Üç aylara girildi. Sizlerde
niyazlarınızı yaptınız mı Müslümanlar? Yol hala yakınken yapıverseydiniz bari.
Sonra nerelerde neler bulabilirsiniz, hangi ellere muhtaç hale gelirsiniz,
Vallahi artık orası bilinmez…
Seçim arifesinde böylece yol
kandilimizi de yakıp kendi yolumuza yürüyelim o zaman. Bakın yol yordam ortada.
Başta iktidar partisinin hazin durumunun yanında, diğer partilerin durumu da, temel
eğitim seviyesi için bile açık seçik ortada.

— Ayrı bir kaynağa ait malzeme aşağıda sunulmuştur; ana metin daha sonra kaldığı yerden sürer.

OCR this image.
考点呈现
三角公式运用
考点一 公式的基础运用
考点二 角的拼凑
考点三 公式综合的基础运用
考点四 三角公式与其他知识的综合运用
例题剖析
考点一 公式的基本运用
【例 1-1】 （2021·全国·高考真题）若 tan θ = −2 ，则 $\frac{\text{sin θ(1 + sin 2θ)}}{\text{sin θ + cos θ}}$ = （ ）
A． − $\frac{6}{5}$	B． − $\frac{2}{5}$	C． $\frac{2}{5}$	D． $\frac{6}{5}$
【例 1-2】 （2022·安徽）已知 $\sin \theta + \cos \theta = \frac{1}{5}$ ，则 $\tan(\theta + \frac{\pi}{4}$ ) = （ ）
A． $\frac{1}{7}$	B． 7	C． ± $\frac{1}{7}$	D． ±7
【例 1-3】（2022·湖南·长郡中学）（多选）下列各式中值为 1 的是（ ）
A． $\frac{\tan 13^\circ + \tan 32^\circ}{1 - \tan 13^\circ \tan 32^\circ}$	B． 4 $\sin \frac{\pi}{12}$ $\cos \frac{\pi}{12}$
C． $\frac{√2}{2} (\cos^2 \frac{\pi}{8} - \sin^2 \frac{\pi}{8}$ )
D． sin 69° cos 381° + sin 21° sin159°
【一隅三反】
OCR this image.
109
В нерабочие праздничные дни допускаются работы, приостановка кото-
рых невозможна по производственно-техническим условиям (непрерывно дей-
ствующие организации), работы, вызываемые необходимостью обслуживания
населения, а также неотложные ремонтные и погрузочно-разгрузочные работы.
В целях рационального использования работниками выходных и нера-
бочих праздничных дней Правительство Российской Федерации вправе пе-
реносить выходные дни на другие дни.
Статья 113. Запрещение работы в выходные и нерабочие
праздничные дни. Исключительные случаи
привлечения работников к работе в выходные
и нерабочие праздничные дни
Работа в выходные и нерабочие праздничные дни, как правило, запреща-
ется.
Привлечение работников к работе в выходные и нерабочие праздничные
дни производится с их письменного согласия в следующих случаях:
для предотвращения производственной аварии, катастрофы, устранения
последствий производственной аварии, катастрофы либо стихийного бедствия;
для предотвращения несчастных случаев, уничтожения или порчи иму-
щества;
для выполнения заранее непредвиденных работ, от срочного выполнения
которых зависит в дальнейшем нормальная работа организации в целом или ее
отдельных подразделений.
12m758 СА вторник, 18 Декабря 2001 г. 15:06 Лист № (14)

Hesapsa hesap, programsa program
da ortada. O halde şimdi soralım. Seçimlerde ne yapmaya karar verdiniz artık ey
millet! Bilhassa de siz, hala bir karar veremeyenler. Dikkat edin de, sonra bir
karar vermeye kalksanız da, artık abesle iştigal edenler komedisinin
figüranlarına dönüşeceğiniz için, nedametten en fazla da sizler ağlamak zorunda
kalmayın.
Bu arada birileri de vatandaşlarını ha
babam yanlış yönlendirmeye çalışmakla meşguller. Batan geminin mallarını
kurtarabilme telaşı içindeler sanki. Neresinden baksan, görünen durum budur. Bu
ters ışıkçılar, HDP vs. gibi köşelerde kaybolmuş ajan odaklara boşuna fenerlerini
tutmaya çalışarak, sallamaktan artık kendilerine de faydası kalmamış
kafalarını, daha akıllı kullanmak yerine, bir de böylesi afak işlere
bulaştırıyorlar.
Onlara ne denir bilmiyorum. Ya da
göreli yorumlarınıza bırakıyorum. Ama bana sorarsanız; analarının adreslerini
verseler de, böyle akıllı aslan parçaları yetiştirdikleri için, Bayramda gidip
mübarek ellerinden öpsek bari.
Birilerinin de omuzlarının üstünde
başları var; ama sağa sola çarpmaktan, önüne gelene eğip kaldırmaktan, balansları
bozulup kendilerinin olmaktan bile çıkmış artık bu kafalar. Allah özetle
yardımcıları olsun bu vatandaşların bundan sonra. Başka ne diyelim ki…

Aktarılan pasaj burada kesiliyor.